While developing code to read sensors asyncronously in C#, it can be very easy to create a large number of threads because of how simple async Task-based code is to write. On low-resource platforms like Meadow, too many threads can cause excessive CPU cycles as it switches between contexts. You can also exceed the number of available threads on these low-resource platforms. To help with this, Meadow provides the SensorService to help avoid this when you are regularly reading for several sensors every second or more.

What does SensorService provide?

The SensorService provides a shared sensor reading thread that can be used to poll sensors at a regular interval. This allows you to avoid creating a new thread for each sensor, which can be resource-intensive on low-resource platforms like Meadow.

Once you have registered your polling sensors with the SensorService, you continue to read values from them using their respective Read and events. Behind the scenes, the SensorService will manage the polling of the sensors at the regular interval using the shared thread.

SensorService is transparent to the sensor. It doesn't change how you interact with the sensor, it just manages the polling of the sensor, replacing the sensor's internal thread loop with the timer thread built into the service.

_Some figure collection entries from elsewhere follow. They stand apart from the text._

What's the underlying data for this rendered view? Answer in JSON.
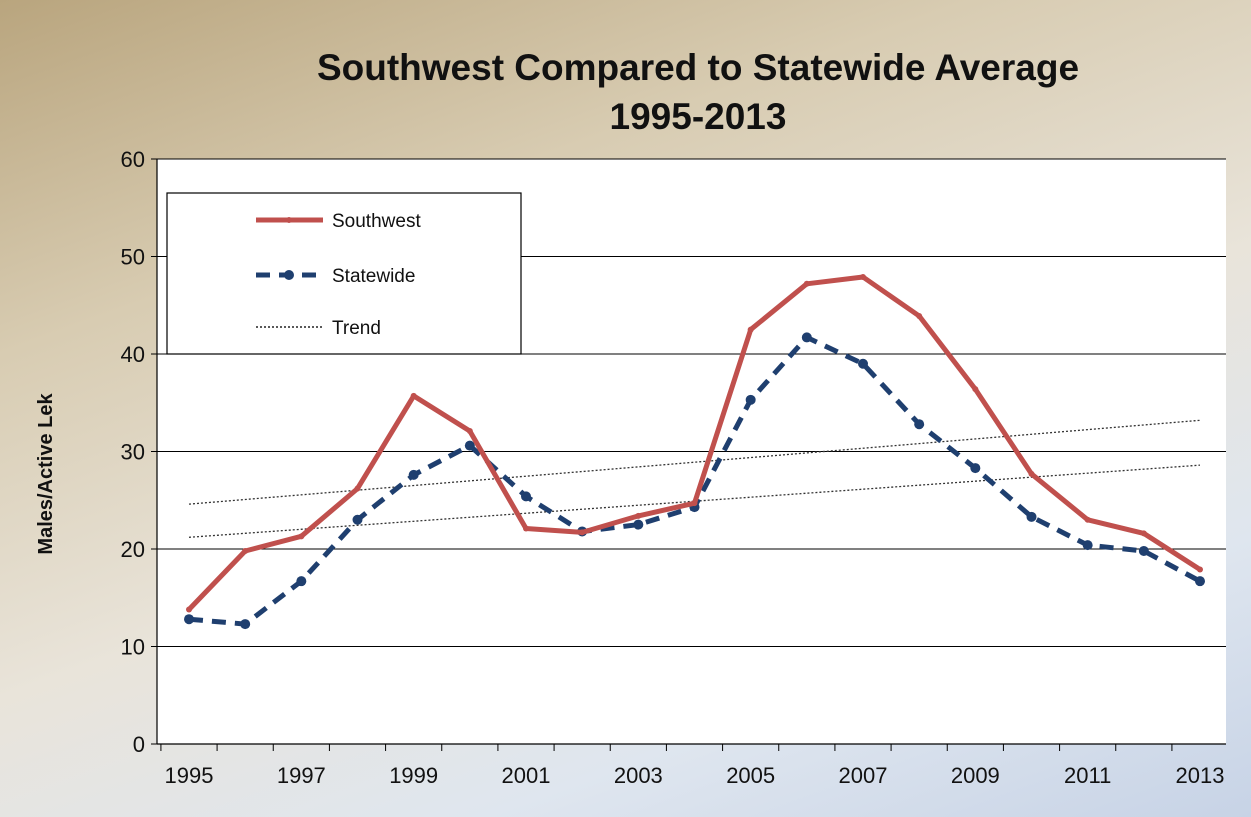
{
  "chart_data": {
    "type": "line",
    "title": "Southwest  Compared to Statewide Average",
    "subtitle": "1995-2013",
    "xlabel": "",
    "ylabel": "Males/Active Lek",
    "ylim": [
      0,
      60
    ],
    "y_ticks": [
      "0",
      "10",
      "20",
      "30",
      "40",
      "50",
      "60"
    ],
    "x_tick_labels": [
      "1995",
      "1997",
      "1999",
      "2001",
      "2003",
      "2005",
      "2007",
      "2009",
      "2011",
      "2013"
    ],
    "x": [
      1995,
      1996,
      1997,
      1998,
      1999,
      2000,
      2001,
      2002,
      2003,
      2004,
      2005,
      2006,
      2007,
      2008,
      2009,
      2010,
      2011,
      2012,
      2013
    ],
    "grid": "horizontal",
    "legend_position": "top-left",
    "series": [
      {
        "name": "Southwest",
        "color": "#c0504d",
        "style": "solid",
        "values": [
          13.8,
          19.8,
          21.3,
          26.2,
          35.7,
          32.1,
          22.1,
          21.7,
          23.4,
          24.7,
          42.5,
          47.2,
          47.9,
          43.9,
          36.4,
          27.7,
          23.0,
          21.6,
          17.9
        ]
      },
      {
        "name": "Statewide",
        "color": "#1f3f6f",
        "style": "dashed",
        "values": [
          12.8,
          12.3,
          16.7,
          23.0,
          27.6,
          30.6,
          25.4,
          21.8,
          22.5,
          24.3,
          35.3,
          41.7,
          39.0,
          32.8,
          28.3,
          23.3,
          20.4,
          19.8,
          16.7
        ]
      }
    ],
    "trendlines": [
      {
        "label": "Trend",
        "start": [
          1995,
          24.6
        ],
        "end": [
          2013,
          33.2
        ]
      },
      {
        "label": "Trend",
        "start": [
          1995,
          21.2
        ],
        "end": [
          2013,
          28.6
        ]
      }
    ],
    "legend": [
      "Southwest",
      "Statewide",
      "Trend"
    ]
  }
}
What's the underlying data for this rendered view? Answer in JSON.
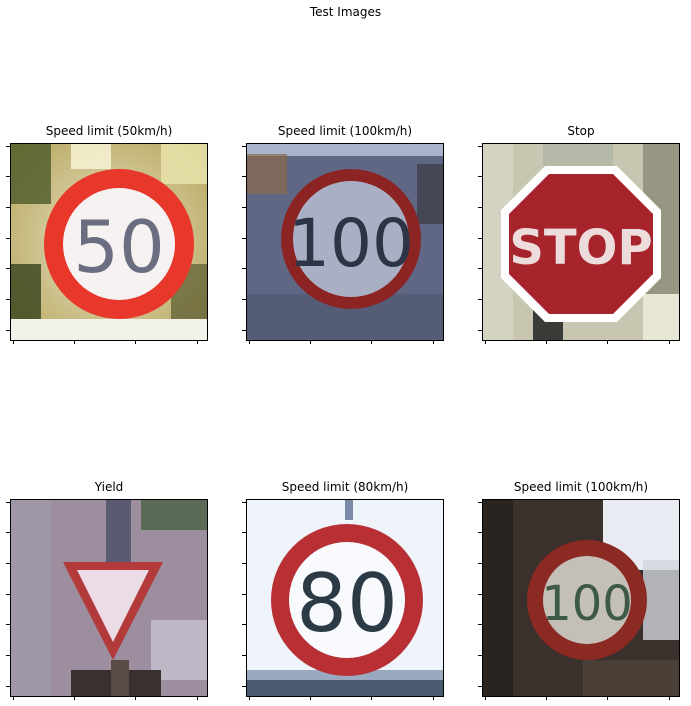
{
  "figure": {
    "title": "Test Images"
  },
  "panels": [
    {
      "title": "Speed limit (50km/h)",
      "icon": "speed-limit-50-sign",
      "sign_text": "50"
    },
    {
      "title": "Speed limit (100km/h)",
      "icon": "speed-limit-100-sign",
      "sign_text": "100"
    },
    {
      "title": "Stop",
      "icon": "stop-sign",
      "sign_text": "STOP"
    },
    {
      "title": "Yield",
      "icon": "yield-sign",
      "sign_text": ""
    },
    {
      "title": "Speed limit (80km/h)",
      "icon": "speed-limit-80-sign",
      "sign_text": "80"
    },
    {
      "title": "Speed limit (100km/h)",
      "icon": "speed-limit-100-sign",
      "sign_text": "100"
    }
  ]
}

Migrate your sensors to SensorService

When you finish initializing your desired sensor, you can register it with the SensorService to have it automatically polled at a regular interval. For example, if your project has an SCD-40 sensor using I2C for carbon dioxide concentration, temperature, and humidity, you can register it with the SensorService after you declare it using the I2C bus.

var scd = new Scd40(I2cBus, (byte)Scd40.Addresses.Default);
Resolver.SensorService.RegisterSensor(scd);

This is how the various sensors are registered by default in the Clima, Project Lab, and GNSS Sensor Tracker boards initialize their onboard sensors.

What sensors can use SensorService?

The SensorService is designed to work with sensors that implement the IPollingSensor interface. This interface is used to define sensors that can be polled at a regular interval, and is used by the SensorService to manage the polling of the sensors.

While they won't benefit from the shared sensor reading thread, you can register other sensors with the SensorService for discovery and management elsewhere in your code.

SensorService polling interval requirements

Even while using the SensorService, you can continue to set the polling period with the StartUpdating method's optional parameter. The SensorService does add an additional contraint to the polling period, requiring that the polling interval be divisible by an even second. If the interval is not divisible by an even second, it will be rounded up to the nearest even second. For example, if you set the interval to 1.5 seconds, you will get a new reading from the service rounded up to every 2 seconds. As an extension of that, the fastest you can poll sensors through the SensorService is every 1 second (1Hz).